Tiny Beautiful Things’in baş karakteri; hatalar, pişmanlıklar ve kayıplar konusunda bir uzman olan Claire. Bunu da kendi dertlerinin üstüne bir de tüm ailesinin hatalarını üstlenerek yapıyor. Bir hayli yıpratıcı ve yorucu olan bu hikâye sekiz bölüm boyunca izleyiciyi ağlatıyor, sıkıyor, boğuyor.

En çok neyi sevdin? 

Claire’in tüm kırılganlığı ve öfkesiyle mücadele ederken kızı ile kurmaya çalıştığı ilişkisini sevdim. Tüm hayatına yayılan tepkiselliği ile kızına değer vermeyen kız arkadaşına gidip hesap sormasını, kızı kendisini suçladığında (ne kadar zorlansa da) onu sarmalamasını ve son bölümde kendi eski güzel günlerini tıpkı annesinin onu mutlu ettiği gibi kızı ile paylaşmasını sevdim. 

En az neyi sevdin? 

Dizi boyunca “idealize” edilen Danny’nin gitmeye Sugar’ın tavsiyesi ile cesaret etmesini sevmedim. Bir de tabii ki gitmeye karar verdiği kişiyi sevmedim… Claire’in bir kez daha haklı ama kırgın olacağı fikri ve bunun ona, en çok güvendiği insanlar tarafından yapılıyor olması beni üzdü.

En çok hangi sahneye yükseldin

Claire ile annesinin yeni yıl hediyesi olarak aldığı paltoyu beraber değiştirmeye gittikleri sahne ve sonra da özlemle o paltoyla uyuması çok güzeldi. Meselenin değiştirilen bir paltodan öte büyük bir boşluk ve özlem olduğu, küçücük ama çok derin birkaç sahneyle izleyiciye aktarılabilmiş.

Modunu nasıl etkiledi

Mod yükselmesinin asla beklenemeyeceği ağırlıkta bir dizi bu. Her bir ânında, bir kadının hayatına yayılmış yas hissi izleyiciye aktarılıyor. Dediğim gibi, oldukça ağır ve yorucu.

Karakterlere dair neler söyleyebilirsin? 

Claire karakterinin 50’li ve 20’li yaşlarını oynayan iki oyuncu da muazzam.
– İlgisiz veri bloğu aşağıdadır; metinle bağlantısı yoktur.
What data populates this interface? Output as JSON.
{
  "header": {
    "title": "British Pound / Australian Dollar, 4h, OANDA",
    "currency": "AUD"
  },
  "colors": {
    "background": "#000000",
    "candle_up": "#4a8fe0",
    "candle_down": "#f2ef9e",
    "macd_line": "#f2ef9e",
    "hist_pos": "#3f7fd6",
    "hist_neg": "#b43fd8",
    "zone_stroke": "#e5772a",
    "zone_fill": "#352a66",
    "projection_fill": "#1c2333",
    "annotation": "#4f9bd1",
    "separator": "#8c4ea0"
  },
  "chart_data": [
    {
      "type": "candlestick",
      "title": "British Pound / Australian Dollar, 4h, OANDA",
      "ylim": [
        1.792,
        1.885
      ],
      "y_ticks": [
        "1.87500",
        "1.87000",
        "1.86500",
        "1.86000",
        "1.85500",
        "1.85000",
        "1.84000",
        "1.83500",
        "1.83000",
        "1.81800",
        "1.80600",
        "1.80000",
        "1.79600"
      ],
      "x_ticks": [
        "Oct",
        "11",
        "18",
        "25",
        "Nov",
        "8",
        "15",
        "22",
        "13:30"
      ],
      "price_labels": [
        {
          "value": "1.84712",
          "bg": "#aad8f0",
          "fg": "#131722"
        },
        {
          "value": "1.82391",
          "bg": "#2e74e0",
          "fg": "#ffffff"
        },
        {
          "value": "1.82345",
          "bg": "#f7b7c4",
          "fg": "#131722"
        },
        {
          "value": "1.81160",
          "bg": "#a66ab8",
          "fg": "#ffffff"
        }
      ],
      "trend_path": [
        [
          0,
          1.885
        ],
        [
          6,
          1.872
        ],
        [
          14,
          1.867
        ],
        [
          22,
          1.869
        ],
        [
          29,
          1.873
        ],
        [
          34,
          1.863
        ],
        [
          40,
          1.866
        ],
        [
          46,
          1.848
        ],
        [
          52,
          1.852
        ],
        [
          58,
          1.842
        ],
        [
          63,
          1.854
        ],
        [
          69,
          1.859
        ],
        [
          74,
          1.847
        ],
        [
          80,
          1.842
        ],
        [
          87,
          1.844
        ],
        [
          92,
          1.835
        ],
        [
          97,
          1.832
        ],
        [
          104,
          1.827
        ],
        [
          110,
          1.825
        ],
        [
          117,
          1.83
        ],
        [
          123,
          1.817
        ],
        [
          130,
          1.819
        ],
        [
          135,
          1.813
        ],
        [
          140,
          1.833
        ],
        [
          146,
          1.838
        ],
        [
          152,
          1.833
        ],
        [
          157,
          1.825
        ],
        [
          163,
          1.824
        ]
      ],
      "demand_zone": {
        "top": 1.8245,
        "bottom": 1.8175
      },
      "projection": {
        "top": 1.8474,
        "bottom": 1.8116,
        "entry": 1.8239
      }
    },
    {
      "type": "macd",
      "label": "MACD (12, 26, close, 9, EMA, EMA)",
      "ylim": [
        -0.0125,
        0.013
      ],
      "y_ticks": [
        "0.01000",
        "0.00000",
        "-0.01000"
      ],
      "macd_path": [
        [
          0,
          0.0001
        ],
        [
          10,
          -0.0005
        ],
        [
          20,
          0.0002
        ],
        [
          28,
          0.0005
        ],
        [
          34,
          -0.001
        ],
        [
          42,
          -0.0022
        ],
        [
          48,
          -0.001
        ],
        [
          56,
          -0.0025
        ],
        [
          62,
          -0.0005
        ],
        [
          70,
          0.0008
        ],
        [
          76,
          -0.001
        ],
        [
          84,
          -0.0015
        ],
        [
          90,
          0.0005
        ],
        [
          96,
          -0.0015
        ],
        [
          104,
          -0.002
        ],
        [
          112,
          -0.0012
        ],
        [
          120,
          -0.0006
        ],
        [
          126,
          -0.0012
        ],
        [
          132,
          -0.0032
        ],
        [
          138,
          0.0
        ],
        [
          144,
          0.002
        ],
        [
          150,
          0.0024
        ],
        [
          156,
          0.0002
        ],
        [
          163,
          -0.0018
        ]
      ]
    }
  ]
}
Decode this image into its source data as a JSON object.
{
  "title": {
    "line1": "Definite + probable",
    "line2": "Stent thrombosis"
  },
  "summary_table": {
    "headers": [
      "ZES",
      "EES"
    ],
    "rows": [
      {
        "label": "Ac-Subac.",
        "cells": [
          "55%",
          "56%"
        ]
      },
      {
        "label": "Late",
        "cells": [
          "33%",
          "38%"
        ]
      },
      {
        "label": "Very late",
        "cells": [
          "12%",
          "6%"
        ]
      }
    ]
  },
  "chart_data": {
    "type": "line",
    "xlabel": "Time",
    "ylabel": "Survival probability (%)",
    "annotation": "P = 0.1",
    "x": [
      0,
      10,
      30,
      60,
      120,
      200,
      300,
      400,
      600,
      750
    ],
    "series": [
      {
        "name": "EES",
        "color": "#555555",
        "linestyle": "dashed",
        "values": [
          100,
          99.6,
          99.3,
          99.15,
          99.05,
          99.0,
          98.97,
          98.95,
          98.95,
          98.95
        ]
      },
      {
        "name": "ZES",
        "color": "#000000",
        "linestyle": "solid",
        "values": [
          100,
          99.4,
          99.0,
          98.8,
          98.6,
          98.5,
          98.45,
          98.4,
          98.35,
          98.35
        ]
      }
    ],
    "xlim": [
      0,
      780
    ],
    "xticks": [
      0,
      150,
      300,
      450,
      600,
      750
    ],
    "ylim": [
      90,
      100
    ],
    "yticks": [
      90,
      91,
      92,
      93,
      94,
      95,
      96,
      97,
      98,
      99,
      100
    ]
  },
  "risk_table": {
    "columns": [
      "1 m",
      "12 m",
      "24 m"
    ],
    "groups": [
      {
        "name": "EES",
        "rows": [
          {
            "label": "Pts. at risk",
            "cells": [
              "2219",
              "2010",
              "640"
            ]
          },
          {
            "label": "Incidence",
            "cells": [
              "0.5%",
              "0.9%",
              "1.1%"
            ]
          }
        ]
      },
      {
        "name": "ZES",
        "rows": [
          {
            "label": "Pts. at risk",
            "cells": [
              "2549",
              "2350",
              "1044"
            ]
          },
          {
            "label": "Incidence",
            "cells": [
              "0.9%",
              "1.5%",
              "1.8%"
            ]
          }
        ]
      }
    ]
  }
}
Karakterler dizinin hissini gözlerindeki buğu ile geçirebiliyor. Gözlerdeki bu donukluk ve buğunun anne karakterinden geldiğini görmek de hikâyenin ve kastın başarısının bir kanıtı.

Bunu seven şunları da sever 

Yine bir yas ve hayatı yeniden kurma hikâyesi olan Yiyun Li’nin Akıl Ermeyince kitabını tavsiye ederim.